割れたようにも、初めからそこが入り口であったかのようにも見える隙間から、壁の中へと入り込む。
そこは、ただの通路だった。
地面は土のままで、迷路の内側は意外なことに灰色の壁だった。触れるとざらりとしていて、けれど妙にひやりとしていた。薄気味悪い壁だ。暗いなかで陰影がなく、のっぺりと目の前に佇む壁は、妖怪かなにかにも見える。
携帯電話が鳴った。
一瞬びくりと体が震えたけれど、恐怖を如実に表すほどの余裕は、すでに身体に残っていない。疲労がひたすら堪えた。
瞼すら重く、手足も重く、けれど携帯電話はしっかりと掴み、着信に応える。
もちろん、父さんから以外にはありえない。
「さよか?」
「うん」
「元気か?」
「うん」
声に元気がないことは、父さんに伝わってしまうだろうか。努めて明るく返事をする。
「迷路に入ったか?」
「うん」
そうか、これは迷路だったのか。おそらくは、昔なんらかの目的で造られたテーマパークかなにかが、廃園してしまったのだろう。とすると、先程の入り口は正規のものではないような気がする。どうして父さんがこんな道を知っていたのかは知らないけれど、父さんの目的のものは、この奥にあるのだろう。
……けれど、私はこの迷路に来たことがない。
はたして、私は父さんの大切なものを見つけ出すことができるのだろうか。
「大丈夫だよ、さよ」
「うん」
「入ったら、まず右に」
なるほど、父さんが道を覚えているのか。そのまま、父さんの言う通りに右へ左へと歩いてゆく。途中何度か父さんのナビゲーションに追いつけずに小走りになる。足をつっかえそうになりながら、それでも懸命に迷路を奥へと進んでゆく。

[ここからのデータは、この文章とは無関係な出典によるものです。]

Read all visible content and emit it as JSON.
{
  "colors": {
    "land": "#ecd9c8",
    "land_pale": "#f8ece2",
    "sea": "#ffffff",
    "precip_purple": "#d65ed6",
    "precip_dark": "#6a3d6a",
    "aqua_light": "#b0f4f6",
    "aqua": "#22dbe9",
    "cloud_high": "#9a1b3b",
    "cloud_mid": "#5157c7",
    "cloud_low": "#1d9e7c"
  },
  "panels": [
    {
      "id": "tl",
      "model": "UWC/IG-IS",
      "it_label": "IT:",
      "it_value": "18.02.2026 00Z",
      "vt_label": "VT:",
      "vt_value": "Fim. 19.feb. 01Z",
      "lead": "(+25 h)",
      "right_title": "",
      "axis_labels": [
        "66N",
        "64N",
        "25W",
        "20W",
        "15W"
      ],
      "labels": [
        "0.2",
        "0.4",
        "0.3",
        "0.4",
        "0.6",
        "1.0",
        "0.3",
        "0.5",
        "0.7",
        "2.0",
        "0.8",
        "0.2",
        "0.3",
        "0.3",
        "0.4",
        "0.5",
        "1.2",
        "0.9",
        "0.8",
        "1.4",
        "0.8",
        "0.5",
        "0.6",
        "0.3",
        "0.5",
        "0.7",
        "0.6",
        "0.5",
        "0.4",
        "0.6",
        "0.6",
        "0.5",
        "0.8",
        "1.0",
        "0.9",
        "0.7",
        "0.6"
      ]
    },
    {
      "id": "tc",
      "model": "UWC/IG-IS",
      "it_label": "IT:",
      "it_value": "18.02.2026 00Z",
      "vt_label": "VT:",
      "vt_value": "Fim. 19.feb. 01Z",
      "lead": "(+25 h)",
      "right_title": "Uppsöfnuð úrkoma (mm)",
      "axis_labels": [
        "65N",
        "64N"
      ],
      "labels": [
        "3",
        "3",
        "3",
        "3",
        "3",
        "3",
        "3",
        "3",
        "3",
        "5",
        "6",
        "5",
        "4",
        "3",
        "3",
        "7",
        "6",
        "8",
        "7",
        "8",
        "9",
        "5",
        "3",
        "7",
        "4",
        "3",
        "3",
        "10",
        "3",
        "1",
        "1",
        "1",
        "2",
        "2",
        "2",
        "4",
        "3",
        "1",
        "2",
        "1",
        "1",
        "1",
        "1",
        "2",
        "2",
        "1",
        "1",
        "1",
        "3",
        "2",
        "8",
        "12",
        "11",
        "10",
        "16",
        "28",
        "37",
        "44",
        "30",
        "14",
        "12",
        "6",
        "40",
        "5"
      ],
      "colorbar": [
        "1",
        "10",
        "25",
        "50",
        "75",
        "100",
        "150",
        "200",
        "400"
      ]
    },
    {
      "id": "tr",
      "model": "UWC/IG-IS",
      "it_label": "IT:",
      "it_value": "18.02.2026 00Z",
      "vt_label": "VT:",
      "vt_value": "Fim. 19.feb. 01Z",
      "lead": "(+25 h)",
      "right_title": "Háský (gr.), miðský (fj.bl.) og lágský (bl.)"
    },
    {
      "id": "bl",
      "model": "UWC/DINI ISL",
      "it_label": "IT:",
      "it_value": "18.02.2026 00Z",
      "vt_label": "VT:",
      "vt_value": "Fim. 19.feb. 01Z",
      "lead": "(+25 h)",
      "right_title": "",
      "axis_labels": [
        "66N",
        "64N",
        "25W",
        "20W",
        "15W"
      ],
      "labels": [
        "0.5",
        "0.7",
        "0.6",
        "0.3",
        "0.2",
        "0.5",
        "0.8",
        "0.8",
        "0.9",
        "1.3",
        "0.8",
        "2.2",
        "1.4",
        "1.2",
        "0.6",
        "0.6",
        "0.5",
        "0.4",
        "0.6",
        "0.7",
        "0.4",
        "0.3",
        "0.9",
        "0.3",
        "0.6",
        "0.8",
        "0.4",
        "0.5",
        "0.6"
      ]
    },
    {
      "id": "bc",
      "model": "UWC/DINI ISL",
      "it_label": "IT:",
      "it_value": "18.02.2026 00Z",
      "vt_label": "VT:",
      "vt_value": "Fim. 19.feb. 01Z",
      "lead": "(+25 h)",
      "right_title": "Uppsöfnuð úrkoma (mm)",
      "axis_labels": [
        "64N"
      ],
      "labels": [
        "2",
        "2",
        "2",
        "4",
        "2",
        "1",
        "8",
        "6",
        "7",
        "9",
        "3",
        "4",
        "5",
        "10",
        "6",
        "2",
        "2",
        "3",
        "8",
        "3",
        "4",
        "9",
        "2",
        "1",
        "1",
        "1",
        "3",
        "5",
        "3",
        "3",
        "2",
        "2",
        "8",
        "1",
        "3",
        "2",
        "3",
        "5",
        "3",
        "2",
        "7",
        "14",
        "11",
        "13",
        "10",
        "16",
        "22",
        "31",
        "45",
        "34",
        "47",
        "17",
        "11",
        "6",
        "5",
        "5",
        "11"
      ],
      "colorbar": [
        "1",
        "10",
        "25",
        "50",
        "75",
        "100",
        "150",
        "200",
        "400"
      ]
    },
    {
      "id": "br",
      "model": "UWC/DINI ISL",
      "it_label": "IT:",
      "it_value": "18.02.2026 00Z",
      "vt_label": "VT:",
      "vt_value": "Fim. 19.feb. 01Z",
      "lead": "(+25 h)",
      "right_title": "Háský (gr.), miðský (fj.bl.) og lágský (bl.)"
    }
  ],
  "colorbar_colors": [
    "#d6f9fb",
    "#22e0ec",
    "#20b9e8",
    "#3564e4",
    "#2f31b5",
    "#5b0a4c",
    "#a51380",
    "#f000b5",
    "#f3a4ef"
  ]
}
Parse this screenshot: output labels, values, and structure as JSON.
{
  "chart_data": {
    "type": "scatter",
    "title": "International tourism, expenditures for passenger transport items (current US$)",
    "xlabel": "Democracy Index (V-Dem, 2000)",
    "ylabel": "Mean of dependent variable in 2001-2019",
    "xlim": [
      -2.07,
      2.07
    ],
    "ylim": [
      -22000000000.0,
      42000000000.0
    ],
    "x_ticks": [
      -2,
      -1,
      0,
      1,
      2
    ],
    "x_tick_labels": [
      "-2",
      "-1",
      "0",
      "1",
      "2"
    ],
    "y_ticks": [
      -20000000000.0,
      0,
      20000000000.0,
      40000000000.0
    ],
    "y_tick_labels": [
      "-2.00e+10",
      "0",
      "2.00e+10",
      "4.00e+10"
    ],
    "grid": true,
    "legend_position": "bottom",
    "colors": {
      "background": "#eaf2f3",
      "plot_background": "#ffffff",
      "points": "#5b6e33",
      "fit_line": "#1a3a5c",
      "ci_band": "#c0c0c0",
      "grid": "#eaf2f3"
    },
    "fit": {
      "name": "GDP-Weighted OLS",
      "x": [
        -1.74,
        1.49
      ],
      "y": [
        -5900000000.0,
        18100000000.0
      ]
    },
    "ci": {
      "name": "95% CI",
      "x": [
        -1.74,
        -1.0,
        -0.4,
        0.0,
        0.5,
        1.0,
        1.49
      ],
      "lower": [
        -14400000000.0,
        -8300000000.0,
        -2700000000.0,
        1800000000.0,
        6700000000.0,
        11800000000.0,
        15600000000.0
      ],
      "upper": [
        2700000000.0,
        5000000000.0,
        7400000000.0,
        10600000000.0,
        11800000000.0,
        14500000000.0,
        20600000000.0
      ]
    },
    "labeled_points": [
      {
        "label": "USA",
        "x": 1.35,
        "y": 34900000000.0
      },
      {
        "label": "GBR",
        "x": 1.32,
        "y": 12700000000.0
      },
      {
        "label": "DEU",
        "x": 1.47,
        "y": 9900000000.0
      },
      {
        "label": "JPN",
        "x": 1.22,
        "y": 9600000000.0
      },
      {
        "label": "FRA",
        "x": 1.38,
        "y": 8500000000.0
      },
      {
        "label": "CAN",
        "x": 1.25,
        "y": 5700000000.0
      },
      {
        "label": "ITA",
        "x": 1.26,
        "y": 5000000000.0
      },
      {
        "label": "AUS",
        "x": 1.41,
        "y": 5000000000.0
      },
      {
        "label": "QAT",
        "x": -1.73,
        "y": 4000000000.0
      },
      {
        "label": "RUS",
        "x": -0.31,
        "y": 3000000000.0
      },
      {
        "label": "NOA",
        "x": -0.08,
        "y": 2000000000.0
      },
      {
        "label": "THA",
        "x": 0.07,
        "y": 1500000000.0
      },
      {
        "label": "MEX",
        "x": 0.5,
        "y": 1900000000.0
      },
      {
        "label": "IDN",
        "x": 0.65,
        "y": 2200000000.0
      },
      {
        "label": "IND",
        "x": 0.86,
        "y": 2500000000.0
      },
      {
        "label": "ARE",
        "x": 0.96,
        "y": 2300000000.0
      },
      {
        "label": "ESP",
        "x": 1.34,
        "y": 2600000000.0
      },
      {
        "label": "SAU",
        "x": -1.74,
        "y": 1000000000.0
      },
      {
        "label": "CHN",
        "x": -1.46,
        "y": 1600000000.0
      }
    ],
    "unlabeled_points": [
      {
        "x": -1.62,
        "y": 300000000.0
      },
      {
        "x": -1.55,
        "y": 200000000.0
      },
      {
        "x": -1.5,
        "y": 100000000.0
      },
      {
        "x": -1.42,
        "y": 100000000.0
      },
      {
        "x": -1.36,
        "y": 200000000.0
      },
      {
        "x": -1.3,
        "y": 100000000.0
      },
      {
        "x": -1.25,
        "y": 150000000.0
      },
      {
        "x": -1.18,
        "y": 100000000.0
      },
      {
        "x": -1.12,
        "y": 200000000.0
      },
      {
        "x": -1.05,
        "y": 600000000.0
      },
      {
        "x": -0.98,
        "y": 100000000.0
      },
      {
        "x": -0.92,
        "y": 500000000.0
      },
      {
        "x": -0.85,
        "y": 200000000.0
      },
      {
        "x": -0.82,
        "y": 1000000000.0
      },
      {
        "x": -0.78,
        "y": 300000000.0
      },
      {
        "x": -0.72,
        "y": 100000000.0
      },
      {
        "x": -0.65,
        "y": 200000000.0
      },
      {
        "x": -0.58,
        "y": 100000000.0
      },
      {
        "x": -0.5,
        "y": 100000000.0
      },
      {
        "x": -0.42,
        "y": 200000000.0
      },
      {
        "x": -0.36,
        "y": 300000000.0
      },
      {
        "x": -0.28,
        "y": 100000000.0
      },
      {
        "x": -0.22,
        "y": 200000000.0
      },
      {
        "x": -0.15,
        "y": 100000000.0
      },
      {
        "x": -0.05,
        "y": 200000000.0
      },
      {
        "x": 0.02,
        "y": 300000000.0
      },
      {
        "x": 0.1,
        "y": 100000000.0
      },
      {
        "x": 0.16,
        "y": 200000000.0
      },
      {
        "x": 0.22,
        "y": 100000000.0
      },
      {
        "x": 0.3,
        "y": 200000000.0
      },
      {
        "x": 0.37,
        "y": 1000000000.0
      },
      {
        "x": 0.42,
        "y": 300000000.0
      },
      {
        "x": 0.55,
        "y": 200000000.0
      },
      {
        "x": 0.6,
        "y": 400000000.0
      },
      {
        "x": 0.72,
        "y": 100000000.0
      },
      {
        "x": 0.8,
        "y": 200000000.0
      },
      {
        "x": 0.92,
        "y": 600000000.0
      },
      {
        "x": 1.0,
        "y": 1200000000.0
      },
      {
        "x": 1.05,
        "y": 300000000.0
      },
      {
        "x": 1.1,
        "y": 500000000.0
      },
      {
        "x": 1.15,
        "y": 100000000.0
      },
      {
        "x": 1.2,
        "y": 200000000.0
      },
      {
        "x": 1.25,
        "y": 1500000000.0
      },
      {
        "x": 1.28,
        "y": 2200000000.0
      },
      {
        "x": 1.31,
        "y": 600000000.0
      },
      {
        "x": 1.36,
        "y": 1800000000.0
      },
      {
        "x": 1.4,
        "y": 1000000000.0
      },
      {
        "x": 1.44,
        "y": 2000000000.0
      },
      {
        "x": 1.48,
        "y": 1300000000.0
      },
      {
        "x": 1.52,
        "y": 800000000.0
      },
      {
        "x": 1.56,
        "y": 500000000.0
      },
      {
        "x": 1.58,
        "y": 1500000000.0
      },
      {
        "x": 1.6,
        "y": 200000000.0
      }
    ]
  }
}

限界は近かった。靴だけは慣れたものを履いてきて良かったと心底思った。
出なければ、いまごろ歩けなくなっているかもしれない。いや、そもそもとっくに足は限界を迎えていた。山道が、思ったよりもきつかった。
「さよ」抑揚のない、私の好きな父さんだった。
「全て、過ちだったんだ」無表情な声が、私の好きな父さんの声が流れ込んでくる。応える気力は残っておらず。ただひたすらに真っ直ぐな道を歩き続ける。
「サキのことも、一郎のことも、そしてさよのことも。全て、全てが過ちだった」
一郎は私の兄の名前だ。じゃあ、サキは? 私はそんな名前の女性を知らない。
「さよで、全て終わるんだ。今まで辛くあたったりして、本当にすまなかった。これで全部終わる。さよ、……大好きだよ」
抑揚のない声で、父さんは、一番欲しかった言葉をくれる。じんと、耳の奥から全身んが痺れた気がした。疲れはすでに感じない。
「もうすぐだよ。気を付けて」
「うん」
「抜けたら、すぐ左の草むらだ」
そこで、通話が切れた。
携帯電話の画面を見たら、通話時間はきっかり三分だった。
私は迷路を抜けた。
言われた通り左を見ると、私の背丈ほどの高さに草木がうっそうと茂っていた。すっかり日も暮れて、先を見通すことはできない。
私は父さんの言葉通りその草むらに足を踏み入れた。
入り、踏むものはなかった。
身体が傾いだ。ばきばきと枝を折りながら、私は草木に突っ込んでゆく。枝というほどのものもない。突然現れた落下という加速に、私はおもわず藁にでもすがるように手を伸ばす。しかし、本当に、藁程度の細さしかない葉しか、辺りには伸びていない。
私は、崖を堕ちた、らしい。
最早、何がどの痛みなのか、収拾のつかない状態だった。とにかく圧倒的な痛みが身体のどこかにあって、それは恐らく生死にかかわるものだろう。しかし、なにがどうなってそれがあるのか、私には最早分からない。
そこは、じっとりとした地面の上だった。
だらしなく寝転がった状態で茫然と、私はそれを見た。
腕があった。
嗅いだ事のない匂いが鼻をついた。
間違いなく、良い匂いではなかった。
骨が見えており、肉はなくなっていた。元は肉だったのかもしれない何かが骨にこびりついているようではあったが、間違いなくそれは、骨と言ったほうがただしい。
腕だけじゃない。よくみれば、一人分の骨がそこにあった。
リュックが転がっていて、服らしきものも骨に被さっていた。
ちょうど、私と同じくらいの大きさだった。
携帯電話が鳴ったけれど、出る気にはならなかった。そもそも腕が動かない。
靴が落ちていた。兄のものだ。
私は目を閉じて、笑った。
父さんは、私のことが好きだと言った。それは嘘じゃない。私には分かる。だって、私は世界中で一番父さんを理解している人間なのだから。
父さんのために死んでくれる私のことが、父さんは大好きに違いない。
兄の手に触れると、白い骨がかりっと鳴った。
もう一度だけ、父さんの抑揚のない声が聞きたかったけれど、やっぱり腕は動かなかった。
私は嬉しくて、だから、そっと泣いた。